19 avril 2023 - François Delorme, Consultant et professeur d'économie

Les forêts couvrent environ 30 % de toutes les terres de notre planète et elles contribuent aux moyens de subsistance de plus d’un cinquième de la population mondiale. Pourtant, selon plusieurs sources scientifiques, nos forêts ont du mal à suivre le rythme des changements climatiques et pourraient ne plus être en mesure de continuer d’assurer les services écosystémiques qui en font des alliées de premier plan pour l’être humain1.

Dans le passé, les forêts étaient gérées sur une base relativement stable en matière de climat et de sol, mais ce n’est plus le cas à l’ère des changements climatiques2. À mesure que ceux-ci progressent, ils modifient la répartition des forêts mondiales, même si ce ne sont pas toutes les espèces qui seront négativement touchées3.

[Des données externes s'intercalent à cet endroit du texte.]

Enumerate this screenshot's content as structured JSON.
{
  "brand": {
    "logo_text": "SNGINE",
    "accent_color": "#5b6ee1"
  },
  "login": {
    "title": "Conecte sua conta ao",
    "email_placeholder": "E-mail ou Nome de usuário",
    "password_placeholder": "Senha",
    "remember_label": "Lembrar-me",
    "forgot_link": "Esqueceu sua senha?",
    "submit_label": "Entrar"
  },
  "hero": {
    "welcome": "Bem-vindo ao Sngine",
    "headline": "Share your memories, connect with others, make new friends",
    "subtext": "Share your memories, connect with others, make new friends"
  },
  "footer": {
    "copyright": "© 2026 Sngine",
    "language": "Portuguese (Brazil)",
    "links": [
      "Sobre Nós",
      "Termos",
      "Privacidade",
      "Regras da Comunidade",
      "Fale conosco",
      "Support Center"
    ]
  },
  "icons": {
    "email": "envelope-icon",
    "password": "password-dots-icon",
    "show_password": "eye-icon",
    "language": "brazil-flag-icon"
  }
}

Les forêts, nos alliées, nos amies…

L’un des résultats les plus intéressants de la COP26, à Glasgow, a été la reconnaissance du rôle des forêts comme mécanisme d’équilibre entre les émissions de gaz à effet de serre (GES) de source humaine et la captation naturelle du dioxyde de carbone CO2 par les écosystèmes naturels (les fameux « puits de carbone »). De fait, cette captation de CO2 par la nature est stratégique pour la réduction des émissions de GES, car elle pourrait contribuer jusqu’à 40 % des réductions nécessaires pour limiter la hausse de température « bien en dessous de 2°C » d’ici 2100, conformément aux cibles de l’Accord de Paris4.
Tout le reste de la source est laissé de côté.